A parliamentary ethics committee report tabled in April 2026 recommends that Carney, and all future prime ministers, be required to sell their investments within sixty days of taking office. The report is the work of a Conservative-chaired committee, and one might discount it on those grounds, except that the underlying facts are documented in non-partisan sources. The Beijing meeting readout is on the Beijing Municipal Government’s own website. The loan is reported by Bloomberg. The September 9, 2024 appointment to the Task Force on Economic Growth is on the Prime Minister’s Office’s own website archive.

 

What the Record Documents

The line between public office and private portfolio has stopped meaning anything. When the same person moves between the Bank of England and a global asset manager, between a private fund chairmanship and a sitting Prime Minister’s economic task force, between a meeting with the Beijing mayor and a $276 million loan from the Bank of China, the standard categories of “Canadian interests” and “Chinese interests” stop being able to describe what is happening. The interests being served are the interests of the class of people who occupy both chairs.

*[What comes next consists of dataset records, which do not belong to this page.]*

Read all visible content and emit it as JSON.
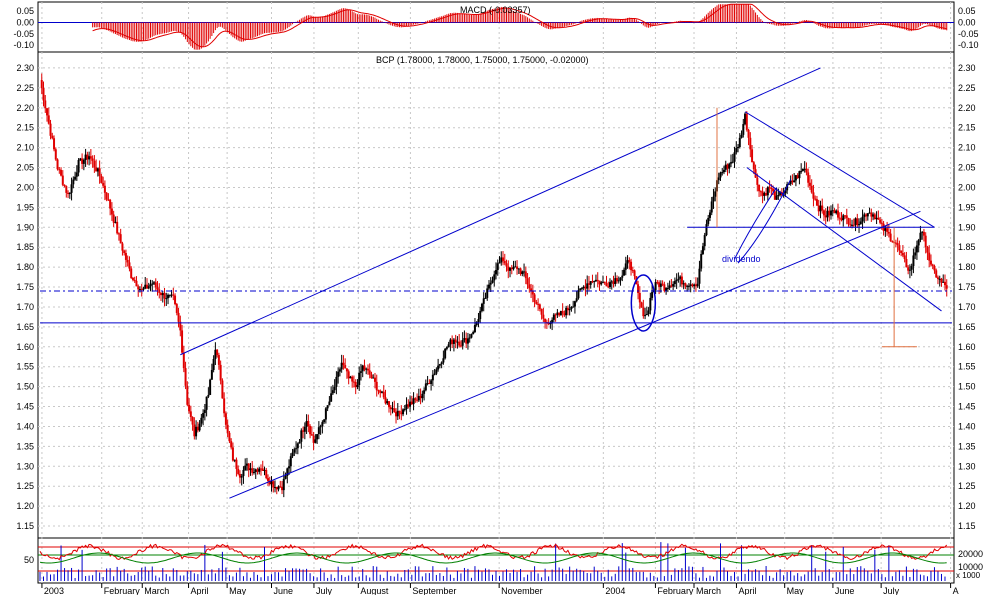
{
  "colors": {
    "frame": "#000000",
    "grid": "#c8c8c8",
    "up": "#000000",
    "down": "#e00000",
    "trend": "#0000cc",
    "macd_line": "#e00000",
    "macd_hist": "#e00000",
    "target": "#e07040",
    "osc_red": "#e00000",
    "osc_green": "#008000"
  },
  "chart_data": [
    {
      "type": "bar",
      "title": "MACD (-0.03357)",
      "ylim": [
        -0.13,
        0.09
      ],
      "yticks": [
        "0.05",
        "0.00",
        "-0.05",
        "-0.10"
      ],
      "ytick_values": [
        0.05,
        0.0,
        -0.05,
        -0.1
      ],
      "legend": "none",
      "grid": true
    },
    {
      "type": "line",
      "title": "BCP (1.78000, 1.78000, 1.75000, 1.75000, -0.02000)",
      "ylim": [
        1.12,
        2.34
      ],
      "yticks": [
        "2.30",
        "2.25",
        "2.20",
        "2.15",
        "2.10",
        "2.05",
        "2.00",
        "1.95",
        "1.90",
        "1.85",
        "1.80",
        "1.75",
        "1.70",
        "1.65",
        "1.60",
        "1.55",
        "1.50",
        "1.45",
        "1.40",
        "1.35",
        "1.30",
        "1.25",
        "1.20",
        "1.15"
      ],
      "ytick_values": [
        2.3,
        2.25,
        2.2,
        2.15,
        2.1,
        2.05,
        2.0,
        1.95,
        1.9,
        1.85,
        1.8,
        1.75,
        1.7,
        1.65,
        1.6,
        1.55,
        1.5,
        1.45,
        1.4,
        1.35,
        1.3,
        1.25,
        1.2,
        1.15
      ],
      "x_index_range": [
        0,
        375
      ],
      "price_anchors": [
        [
          0,
          2.27
        ],
        [
          5,
          2.16
        ],
        [
          10,
          2.05
        ],
        [
          16,
          1.98
        ],
        [
          22,
          2.06
        ],
        [
          28,
          2.08
        ],
        [
          34,
          2.03
        ],
        [
          40,
          1.95
        ],
        [
          46,
          1.86
        ],
        [
          52,
          1.78
        ],
        [
          58,
          1.74
        ],
        [
          64,
          1.76
        ],
        [
          70,
          1.73
        ],
        [
          76,
          1.72
        ],
        [
          80,
          1.64
        ],
        [
          84,
          1.46
        ],
        [
          88,
          1.38
        ],
        [
          92,
          1.42
        ],
        [
          96,
          1.48
        ],
        [
          100,
          1.6
        ],
        [
          103,
          1.52
        ],
        [
          106,
          1.4
        ],
        [
          110,
          1.32
        ],
        [
          114,
          1.28
        ],
        [
          118,
          1.3
        ],
        [
          122,
          1.29
        ],
        [
          126,
          1.3
        ],
        [
          130,
          1.27
        ],
        [
          134,
          1.25
        ],
        [
          138,
          1.25
        ],
        [
          141,
          1.29
        ],
        [
          144,
          1.33
        ],
        [
          148,
          1.37
        ],
        [
          152,
          1.42
        ],
        [
          156,
          1.36
        ],
        [
          160,
          1.4
        ],
        [
          164,
          1.45
        ],
        [
          168,
          1.5
        ],
        [
          172,
          1.56
        ],
        [
          176,
          1.52
        ],
        [
          180,
          1.5
        ],
        [
          184,
          1.55
        ],
        [
          188,
          1.53
        ],
        [
          192,
          1.5
        ],
        [
          196,
          1.47
        ],
        [
          200,
          1.45
        ],
        [
          204,
          1.43
        ],
        [
          208,
          1.45
        ],
        [
          212,
          1.46
        ],
        [
          216,
          1.47
        ],
        [
          220,
          1.5
        ],
        [
          224,
          1.53
        ],
        [
          228,
          1.56
        ],
        [
          232,
          1.6
        ],
        [
          236,
          1.62
        ],
        [
          240,
          1.61
        ],
        [
          244,
          1.62
        ],
        [
          248,
          1.65
        ],
        [
          252,
          1.7
        ],
        [
          256,
          1.75
        ],
        [
          260,
          1.8
        ],
        [
          264,
          1.82
        ],
        [
          268,
          1.79
        ],
        [
          272,
          1.8
        ],
        [
          276,
          1.78
        ],
        [
          280,
          1.74
        ],
        [
          284,
          1.7
        ],
        [
          288,
          1.66
        ],
        [
          292,
          1.67
        ],
        [
          296,
          1.68
        ],
        [
          300,
          1.69
        ],
        [
          304,
          1.71
        ],
        [
          308,
          1.74
        ],
        [
          312,
          1.76
        ],
        [
          316,
          1.77
        ],
        [
          320,
          1.76
        ],
        [
          324,
          1.76
        ],
        [
          328,
          1.77
        ],
        [
          332,
          1.78
        ],
        [
          336,
          1.82
        ],
        [
          340,
          1.75
        ],
        [
          343,
          1.69
        ],
        [
          346,
          1.68
        ],
        [
          349,
          1.74
        ],
        [
          352,
          1.76
        ],
        [
          356,
          1.75
        ],
        [
          360,
          1.76
        ],
        [
          364,
          1.77
        ],
        [
          368,
          1.76
        ],
        [
          372,
          1.76
        ],
        [
          375,
          1.76
        ]
      ],
      "tail_anchors": [
        [
          376,
          1.8
        ],
        [
          379,
          1.88
        ],
        [
          383,
          1.96
        ],
        [
          387,
          2.03
        ],
        [
          391,
          2.05
        ],
        [
          395,
          2.07
        ],
        [
          399,
          2.12
        ],
        [
          402,
          2.18
        ],
        [
          405,
          2.1
        ],
        [
          408,
          2.02
        ],
        [
          412,
          1.98
        ],
        [
          416,
          2.0
        ],
        [
          420,
          1.97
        ],
        [
          424,
          1.99
        ],
        [
          428,
          2.01
        ],
        [
          432,
          2.03
        ],
        [
          436,
          2.05
        ],
        [
          440,
          1.99
        ],
        [
          444,
          1.95
        ],
        [
          448,
          1.93
        ],
        [
          452,
          1.94
        ],
        [
          456,
          1.93
        ],
        [
          460,
          1.92
        ],
        [
          464,
          1.91
        ],
        [
          468,
          1.92
        ],
        [
          472,
          1.94
        ],
        [
          476,
          1.93
        ],
        [
          480,
          1.9
        ],
        [
          484,
          1.88
        ],
        [
          488,
          1.86
        ],
        [
          492,
          1.82
        ],
        [
          496,
          1.79
        ],
        [
          499,
          1.84
        ],
        [
          502,
          1.89
        ],
        [
          505,
          1.86
        ],
        [
          508,
          1.8
        ],
        [
          511,
          1.78
        ],
        [
          514,
          1.76
        ],
        [
          517,
          1.75
        ]
      ],
      "annotations": [
        "dividendo"
      ],
      "legend": "none",
      "grid": true
    },
    {
      "type": "line",
      "title": "",
      "yticks": [
        "50"
      ],
      "yticks_right": [
        "20000",
        "10000"
      ],
      "axis_unit": "x 1000",
      "legend": "none",
      "grid": true
    }
  ],
  "x_axis": {
    "labels": [
      "2003",
      "February",
      "March",
      "April",
      "May",
      "June",
      "July",
      "August",
      "September",
      "November",
      "2004",
      "February",
      "March",
      "April",
      "May",
      "June",
      "July",
      "A"
    ],
    "label_index": [
      2,
      64,
      106,
      154,
      194,
      240,
      284,
      330,
      384,
      476,
      584,
      638,
      678,
      722,
      772,
      822,
      872,
      944
    ]
  }
}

A free society treats the public and the private as distinct domains, separated by rules about which decisions one is allowed to make from each chair. A society in which the same individuals rotate between both has stopped doing this. The blind trust, the ethics screen, and the post-hoc disclosure are the procedural ghost of a separation that no longer exists in substance. That is what the Brookfield file documents. Not a scandal, really. A description of how the system now works.